In a stroke of luck though, many hours of my lockdown this year have been spent putting the finishing touches on my debut novel, Lament, due to be released with Hawkeye Publishing in October 2020. It is a historical fiction novel, set in 1880s Australia, and reimagines what would have become of Ned Kelly and his gang if the doomed plot to take down a police train had been a success. The story of Lament is woven around real events that occurred in our local area – Ballarat and Burrumbeet at the end of 1880.

Lament by Nicole Kelly

Late last year I entered my manuscript in the Hawkeye Books Manuscript Development Prize and was thrilled to be shortlisted. While disappointed not to win, I was later offered a publishing contract and have worked closely with Carolyn Martinez to polish my words into a book. An incredible thrill for someone who has had a life-long passion for words! 2020 sees Hawkeye Books running its Manuscript Development Prize again (closing 18 December), so it might be worthwhile checking it out if you have a manuscript gem sitting in the bottom drawer!

Lament has taken a little over six years to research and write. Being a historical fiction novel, woven around real events, the research took up a large part of this time. Finding resources on the internet can be problematic. Are they useful? Are they reliable?

Without doubt, the research I have enjoyed most has been the many, many hours exploring the Trove website. If you are unfamiliar with Trove, it’s an online database of books, pictures, gazettes, photographs, interviews and newspapers run by the National Library of Australia. If you want to read a primary source about the hanging of Ned Kelly, Trove is the place to go. Aptly named, it really is a treasure trove for writers, historians and the plain curious. Much like the State Library of Victoria, heading to the Trove website is a must-do for writers.

It is the perfect place to hunt around when you are stuck for inspiration. Choose a date and a paper and settle in for a read. Ideas are sure to abound, because truth really is stranger than fiction! During my own research, I was able to read the words that came from the mouth of Ned Kelly and Judge Barry at his trial, and the words of Aaron Sherritt’s wife after the murder of her husband, from 140 years ago. Having a resource like this at my fingertips made me feel connected even in this year of distance and helps we writers living in rural and regional Victoria from being further disadvantaged.

I’ve always felt putting words out into the world can be intimidating as a writer, revealing yourself to friends, family and people you’ve never even met.
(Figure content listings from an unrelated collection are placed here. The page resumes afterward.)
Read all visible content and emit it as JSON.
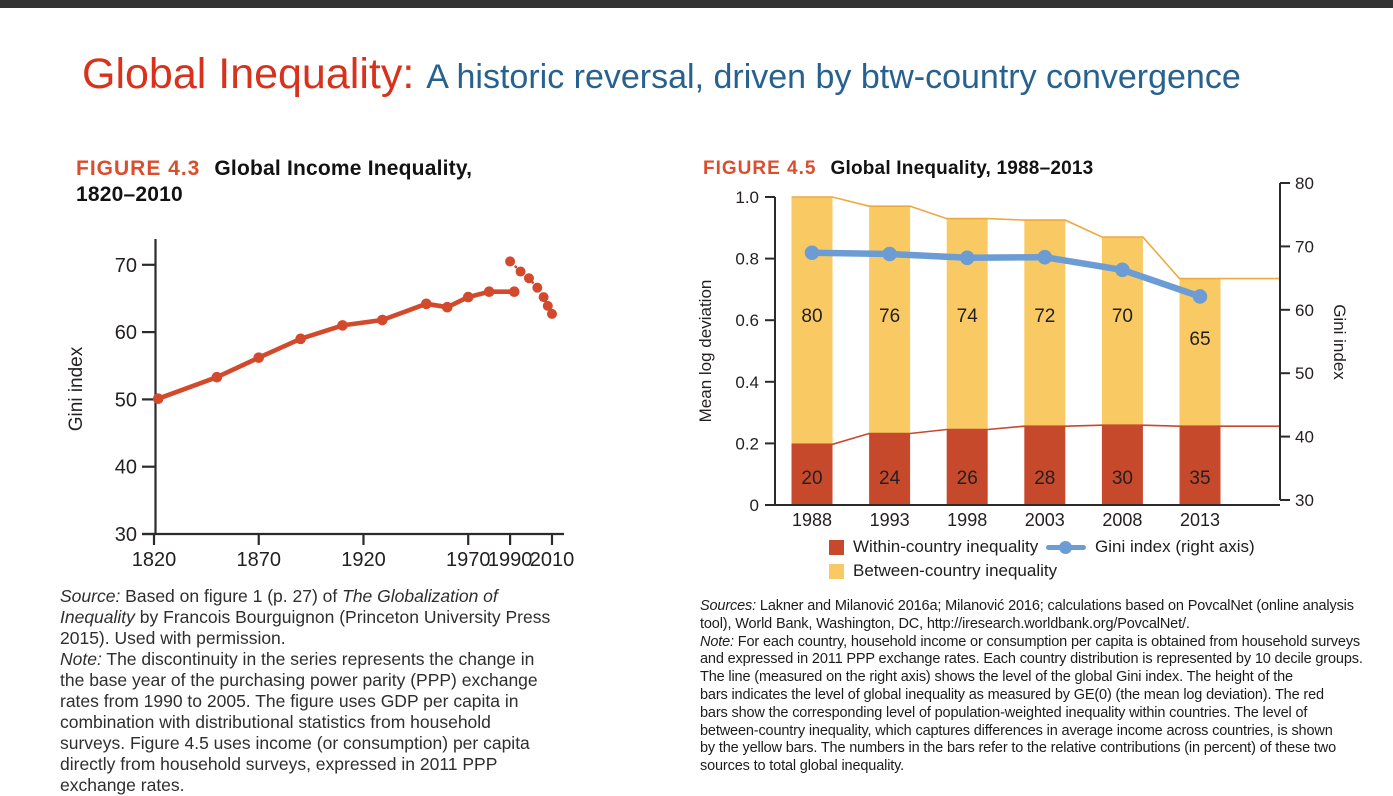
{
  "slide": {
    "top_bar_color": "#333333",
    "title": {
      "emphasis": "Global Inequality:",
      "rest": "A historic reversal, driven by btw-country convergence",
      "emphasis_color": "#D8311C",
      "rest_color": "#27618F"
    }
  },
  "figure43": {
    "label": "FIGURE 4.3",
    "title_line1": "Global Income Inequality,",
    "title_line2": "1820–2010",
    "note_lines": [
      [
        {
          "i": true,
          "t": "Source:"
        },
        {
          "t": " Based on figure 1 (p. 27) of "
        },
        {
          "i": true,
          "t": "The Globalization of"
        }
      ],
      [
        {
          "i": true,
          "t": "Inequality"
        },
        {
          "t": " by Francois Bourguignon (Princeton University Press"
        }
      ],
      [
        {
          "t": "2015). Used with permission."
        }
      ],
      [
        {
          "i": true,
          "t": "Note:"
        },
        {
          "t": " The discontinuity in the series represents the change in"
        }
      ],
      [
        {
          "t": "the base year of the purchasing power parity (PPP) exchange"
        }
      ],
      [
        {
          "t": "rates from 1990 to 2005. The figure uses GDP per capita in"
        }
      ],
      [
        {
          "t": "combination with distributional statistics from household"
        }
      ],
      [
        {
          "t": "surveys. Figure 4.5 uses income (or consumption) per capita"
        }
      ],
      [
        {
          "t": "directly from household surveys, expressed in 2011 PPP"
        }
      ],
      [
        {
          "t": "exchange rates."
        }
      ]
    ]
  },
  "figure45": {
    "label": "FIGURE 4.5",
    "title": "Global Inequality, 1988–2013",
    "note_lines": [
      [
        {
          "i": true,
          "t": "Sources:"
        },
        {
          "t": " Lakner and Milanović 2016a; Milanović 2016; calculations based on PovcalNet (online analysis"
        }
      ],
      [
        {
          "t": "tool), World Bank, Washington, DC, http://iresearch.worldbank.org/PovcalNet/."
        }
      ],
      [
        {
          "i": true,
          "t": "Note:"
        },
        {
          "t": " For each country, household income or consumption per capita is obtained from household surveys"
        }
      ],
      [
        {
          "t": "and expressed in 2011 PPP exchange rates. Each country distribution is represented by 10 decile groups."
        }
      ],
      [
        {
          "t": "The line (measured on the right axis) shows the level of the global Gini index. The height of the"
        }
      ],
      [
        {
          "t": "bars indicates the level of global inequality as measured by GE(0) (the mean log deviation). The red"
        }
      ],
      [
        {
          "t": "bars show the corresponding level of population-weighted inequality within countries. The level of"
        }
      ],
      [
        {
          "t": "between-country inequality, which captures differences in average income across countries, is shown"
        }
      ],
      [
        {
          "t": "by the yellow bars. The numbers in the bars refer to the relative contributions (in percent) of these two"
        }
      ],
      [
        {
          "t": "sources to total global inequality."
        }
      ]
    ]
  },
  "chart_data": [
    {
      "id": "figure-4-3",
      "type": "line",
      "title": "Global Income Inequality, 1820–2010",
      "xlabel": "",
      "ylabel": "Gini index",
      "xlim": [
        1814,
        2016
      ],
      "ylim": [
        30,
        73
      ],
      "x_ticks": [
        1820,
        1870,
        1920,
        1970,
        1990,
        2010
      ],
      "y_ticks": [
        30,
        40,
        50,
        60,
        70
      ],
      "grid": false,
      "line_color": "#D2492B",
      "series": [
        {
          "name": "Gini index (solid segment)",
          "style": "solid",
          "points": [
            [
              1822,
              50.1
            ],
            [
              1850,
              53.3
            ],
            [
              1870,
              56.2
            ],
            [
              1890,
              59.0
            ],
            [
              1910,
              61.0
            ],
            [
              1929,
              61.8
            ],
            [
              1950,
              64.2
            ],
            [
              1960,
              63.7
            ],
            [
              1970,
              65.2
            ],
            [
              1980,
              66.0
            ],
            [
              1992,
              66.0
            ]
          ]
        },
        {
          "name": "Gini index (dotted segment after PPP base change)",
          "style": "dotted",
          "points": [
            [
              1990,
              70.5
            ],
            [
              1995,
              69.0
            ],
            [
              1999,
              68.0
            ],
            [
              2003,
              66.6
            ],
            [
              2006,
              65.2
            ],
            [
              2008,
              63.9
            ],
            [
              2010,
              62.7
            ]
          ]
        }
      ]
    },
    {
      "id": "figure-4-5",
      "type": "bar+line",
      "title": "Global Inequality, 1988–2013",
      "categories": [
        "1988",
        "1993",
        "1998",
        "2003",
        "2008",
        "2013"
      ],
      "left_axis": {
        "label": "Mean log deviation",
        "ticks": [
          0,
          0.2,
          0.4,
          0.6,
          0.8,
          1.0
        ],
        "range": [
          0,
          1.0
        ]
      },
      "right_axis": {
        "label": "Gini index",
        "ticks": [
          30,
          40,
          50,
          60,
          70,
          80
        ],
        "range": [
          30,
          80
        ]
      },
      "bars": {
        "within": {
          "legend": "Within-country inequality",
          "color": "#C7492C",
          "values": [
            0.197,
            0.232,
            0.245,
            0.256,
            0.259,
            0.256
          ],
          "labels": [
            "20",
            "24",
            "26",
            "28",
            "30",
            "35"
          ]
        },
        "between": {
          "legend": "Between-country inequality",
          "color": "#F9CA64",
          "edge_color": "#ECA93F",
          "totals": [
            1.0,
            0.97,
            0.93,
            0.925,
            0.87,
            0.735
          ],
          "labels": [
            "80",
            "76",
            "74",
            "72",
            "70",
            "65"
          ]
        }
      },
      "gini_line": {
        "legend": "Gini index (right axis)",
        "color": "#6B9DD4",
        "values": [
          69.0,
          68.8,
          68.2,
          68.3,
          66.3,
          62.1
        ]
      }
    }
  ]
}
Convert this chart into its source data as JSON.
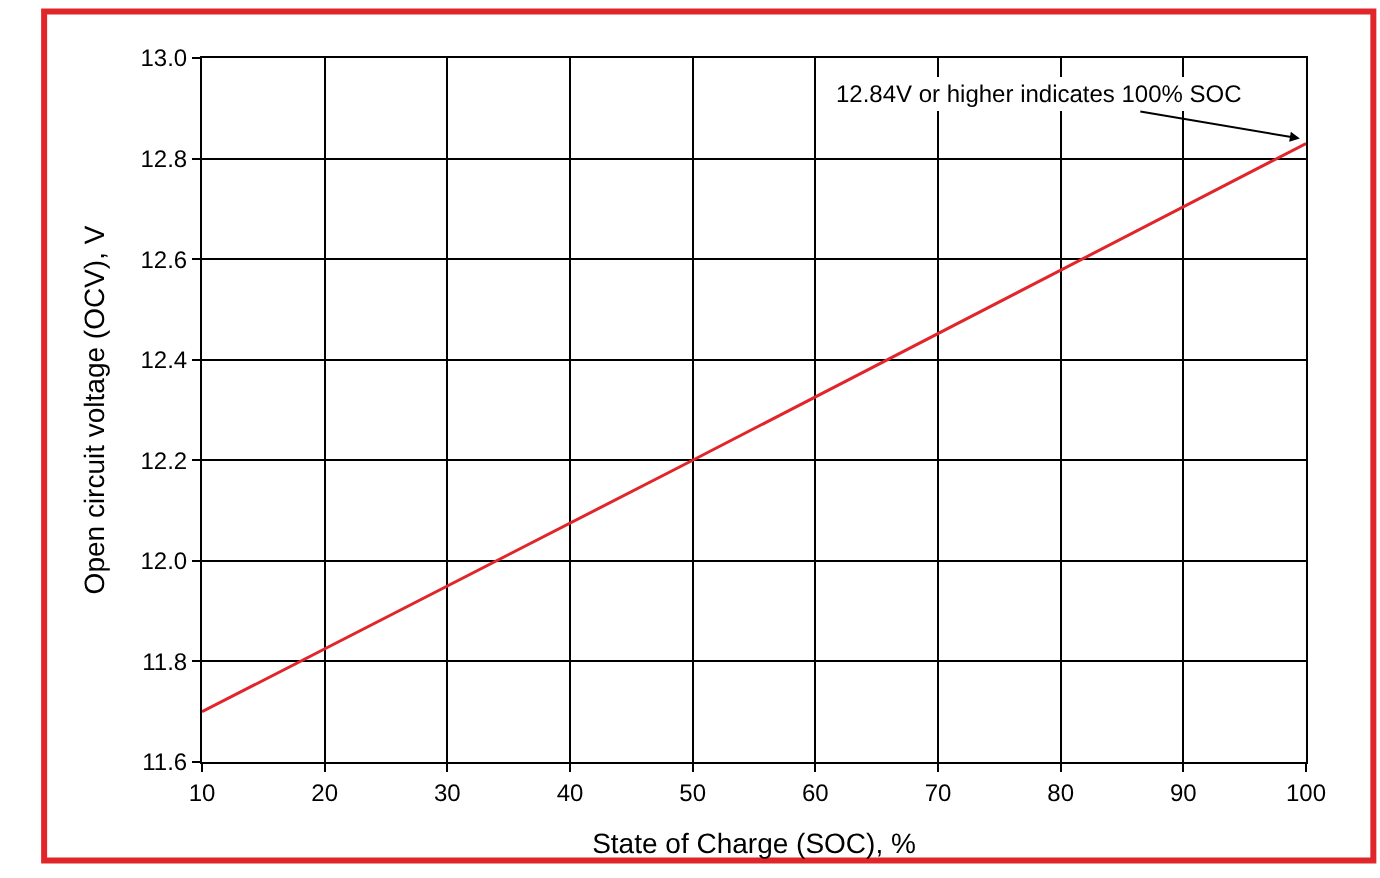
{
  "chart_data": {
    "type": "line",
    "xlabel": "State of Charge (SOC), %",
    "ylabel": "Open circuit voltage (OCV), V",
    "x": [
      10,
      50,
      100
    ],
    "series": [
      {
        "color": "#e0262b",
        "values": [
          11.7,
          12.2,
          12.83
        ]
      }
    ],
    "xlim": [
      10,
      100
    ],
    "xticks": [
      10,
      20,
      30,
      40,
      50,
      60,
      70,
      80,
      90,
      100
    ],
    "ylim": [
      11.6,
      13.0
    ],
    "yticks": [
      {
        "value": 11.6,
        "label": "11.6"
      },
      {
        "value": 11.8,
        "label": "11.8"
      },
      {
        "value": 12.0,
        "label": "12.0"
      },
      {
        "value": 12.2,
        "label": "12.2"
      },
      {
        "value": 12.4,
        "label": "12.4"
      },
      {
        "value": 12.6,
        "label": "12.6"
      },
      {
        "value": 12.8,
        "label": "12.8"
      },
      {
        "value": 13.0,
        "label": "13.0"
      }
    ],
    "grid": true,
    "marker": "none",
    "line_style": "solid",
    "annotations": [
      {
        "text": "12.84V or higher indicates 100% SOC",
        "x": 99.5,
        "y": 12.84
      }
    ]
  }
}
It turns out that releasing a novel is no different! However, what I do realise is what an incredible privilege it is to send my book into the ‘wild’, knowing it is a story that I have loved writing and crafting.

Lament is released in October 2020. Visit www.hawkeyebooks.com.au/lament/ to pre-order your copy or you can visit www.hawkeyebooks.com.au/nicole-kelly to contact me. Otherwise follow me on Twitter @ruralvicwriter

3 Comments

  1. Heather Whitford Roche

    Congratulations on your novel, Nicole. It’s a big journey from manuscript to publishing, looking forward to reading your work. I love your enthusiasm for research and your idea of using research for inspiration. Trove website is indeed a fertile hunting ground. I guess most works of fiction are derived from real life happenings and people’s responses to them, even if it’s just a little seed that feeds the imagination. Enjoyed your article, Nicole.

    • Nicole Kelly

      Thank you, Heather. It has been an amazing journey so far!

      I do love that so much of Historical Fiction has at least a thread of reality running through it. That’s why it’s my favourite genre!

  2. Carolyn

    Agree with Heather. Really enjoyed your article Nicole. Thanks!